“It isn’t as easy as that,” Conor claimed.
“I’m not saying find out her motives, I’m saying trace her steps. See where’s she’s been. According to you and the bullshit you spew, once it’s on the net, there’s no escaping it. It will always come back to bite you on the ass.”
Conor rolled his eyes. “Unless you have a very skilled brother who can hide things for you.”
“Yeah? Shame we don’t have one of those then, huh?” Brennan countered, but his eyes danced. He was the hardest on us, to be fair, but if there was a brother who always had our backs? It was Bren.
My lips twitched, but I didn’t follow through with the laugh.
“Okay, less of the arguing,” Aidan groused, rubbing his temple. “I ain’t got the patience for it.”
“Leave you fuckers alone for ten minutes and you get beer and start bitching?”
I shot Finn a look as he strolled over with Jacob on his hip and a beer in the other hand. “Like you weren’t taking advantage of Ma watching Jacob.”
His lips cocked up in a smirk. “Trust me, you have to make the time when they’re this young.”
I grimaced. “I hate kids.”
“Ignore him, Jacob,” Finn told his kid as he hitched a leg, kicked it over the bench and took a seat on the picnic table with us. “He’ll like you when you can shit autonomously.”
“I make no promises.”
Finn rolled his eyes, took a sip of beer, then asked, “What are we moaning about?”
“The hacker I was telling you about, Finn.”
Conor and Finn worked together. Both of them were heavy into the Five Points’ finances, and bounced off one another on a daily basis.
Finn pulled a face. “What’s she called again? Lonestar?”
“Lodestar,” Conor corrected. “She’s a pain in the ass. Brennan wants to see what she’s been doing up until she decided to target Eoghan.”
“What made me the lucky one, huh?” I groused, but I didn’t really care. No one could touch us, not with as many Feds, cops, politicians, and attorneys on our payroll.
We altered reality, and no one would question it.
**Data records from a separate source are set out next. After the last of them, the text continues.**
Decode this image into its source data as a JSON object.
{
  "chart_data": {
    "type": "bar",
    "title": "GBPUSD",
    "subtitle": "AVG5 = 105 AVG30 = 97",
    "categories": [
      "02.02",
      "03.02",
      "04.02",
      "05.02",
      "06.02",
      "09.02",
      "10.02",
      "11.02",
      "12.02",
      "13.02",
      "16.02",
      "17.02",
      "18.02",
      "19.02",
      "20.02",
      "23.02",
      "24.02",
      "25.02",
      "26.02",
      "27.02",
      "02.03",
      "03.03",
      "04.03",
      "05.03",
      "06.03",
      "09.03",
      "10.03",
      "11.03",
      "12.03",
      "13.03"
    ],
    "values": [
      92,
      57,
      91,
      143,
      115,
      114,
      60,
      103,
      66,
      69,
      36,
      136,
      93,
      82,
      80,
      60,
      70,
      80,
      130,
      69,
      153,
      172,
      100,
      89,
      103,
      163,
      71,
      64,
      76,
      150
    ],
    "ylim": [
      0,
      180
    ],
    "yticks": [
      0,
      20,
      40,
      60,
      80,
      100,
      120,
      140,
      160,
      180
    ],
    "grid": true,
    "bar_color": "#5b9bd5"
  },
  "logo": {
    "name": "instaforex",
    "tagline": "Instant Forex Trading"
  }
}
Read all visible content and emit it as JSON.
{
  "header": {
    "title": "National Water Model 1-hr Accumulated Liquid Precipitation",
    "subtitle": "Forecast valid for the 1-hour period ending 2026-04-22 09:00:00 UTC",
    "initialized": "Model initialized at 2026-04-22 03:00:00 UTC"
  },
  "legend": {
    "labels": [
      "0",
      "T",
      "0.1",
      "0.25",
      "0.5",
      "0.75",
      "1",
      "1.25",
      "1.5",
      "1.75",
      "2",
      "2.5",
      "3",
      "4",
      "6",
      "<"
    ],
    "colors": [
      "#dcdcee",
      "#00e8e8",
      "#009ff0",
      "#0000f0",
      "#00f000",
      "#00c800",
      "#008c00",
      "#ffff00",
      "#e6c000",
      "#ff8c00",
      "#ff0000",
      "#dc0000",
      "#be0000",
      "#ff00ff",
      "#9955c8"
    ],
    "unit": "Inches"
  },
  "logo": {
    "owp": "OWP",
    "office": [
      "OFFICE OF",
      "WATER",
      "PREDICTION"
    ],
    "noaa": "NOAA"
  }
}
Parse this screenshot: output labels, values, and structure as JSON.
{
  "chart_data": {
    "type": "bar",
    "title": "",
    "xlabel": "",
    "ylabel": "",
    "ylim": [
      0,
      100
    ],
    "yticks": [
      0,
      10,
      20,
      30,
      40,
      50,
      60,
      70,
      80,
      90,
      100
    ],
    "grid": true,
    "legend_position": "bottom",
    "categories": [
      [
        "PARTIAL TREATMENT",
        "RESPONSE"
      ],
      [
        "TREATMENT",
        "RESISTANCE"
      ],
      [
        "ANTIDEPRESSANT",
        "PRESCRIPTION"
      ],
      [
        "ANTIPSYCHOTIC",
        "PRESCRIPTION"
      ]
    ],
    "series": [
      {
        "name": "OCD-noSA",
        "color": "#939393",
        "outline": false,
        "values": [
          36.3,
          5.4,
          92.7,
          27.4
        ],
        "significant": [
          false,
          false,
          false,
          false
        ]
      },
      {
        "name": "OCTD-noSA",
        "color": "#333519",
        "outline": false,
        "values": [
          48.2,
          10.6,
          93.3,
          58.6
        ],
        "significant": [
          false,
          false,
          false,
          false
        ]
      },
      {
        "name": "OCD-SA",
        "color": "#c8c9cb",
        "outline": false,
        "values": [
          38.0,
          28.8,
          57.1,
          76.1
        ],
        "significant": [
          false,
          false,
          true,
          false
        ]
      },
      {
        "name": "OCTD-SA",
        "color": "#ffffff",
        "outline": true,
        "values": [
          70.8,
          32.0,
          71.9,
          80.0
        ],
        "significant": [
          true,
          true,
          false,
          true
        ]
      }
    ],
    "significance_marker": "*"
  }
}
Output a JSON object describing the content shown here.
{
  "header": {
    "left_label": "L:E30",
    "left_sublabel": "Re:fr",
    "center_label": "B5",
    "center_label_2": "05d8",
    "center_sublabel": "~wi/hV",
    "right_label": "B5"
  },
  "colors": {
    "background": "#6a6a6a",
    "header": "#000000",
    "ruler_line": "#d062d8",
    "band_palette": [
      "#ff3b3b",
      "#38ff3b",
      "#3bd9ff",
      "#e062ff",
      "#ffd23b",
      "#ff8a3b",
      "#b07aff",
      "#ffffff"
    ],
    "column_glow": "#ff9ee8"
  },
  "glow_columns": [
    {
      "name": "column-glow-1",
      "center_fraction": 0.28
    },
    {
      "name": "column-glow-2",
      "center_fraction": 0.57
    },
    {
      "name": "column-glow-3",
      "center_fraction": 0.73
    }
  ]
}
“Must be that ugly face of yours,” Finn retorted, but he shot Conor a considering look. “Did you talk about what you wanted to do?”
“No.” Conor shrugged his shoulders. “These fuckers were too busy griping at me—”
“Get on with it,” Aidan snapped, and his tone wasn’t the least bit playful.
We all stared at him, long enough for his pasty features to blanch a little more. “Headache,” he muttered.
“And we know why,” Brennan retorted. “Fucker. When are you going to admit—”
“Don’t go there,” Aidan growled, his arms bunching like he was getting ready to start swinging his fists. “I don’t need your shit.”
“Don’t you? Who the fuck did you call when you were puking—”
I slammed a hand on the picnic table. “Enough. Aidan, we all know you’re suffering, man. But the only way we can help you is when you decide to stop being so fucking stubborn. Now, Conor, what did you have in mind?”
Conor, while my elder brother, usually deferred to me on this shit, and he hunched his shoulders after glancing at Aidan, and mumbled, “That we bring her in.”
“You know where she is?” Declan asked, brow cocked, even as he switched his gaze between Conor and Aidan. Our eldest brother looked like a deflated balloon.
Not because of the confrontation, but because, evidently, by the end of the day, whatever he’d used to prop himself up to get through the meal was starting to wear off.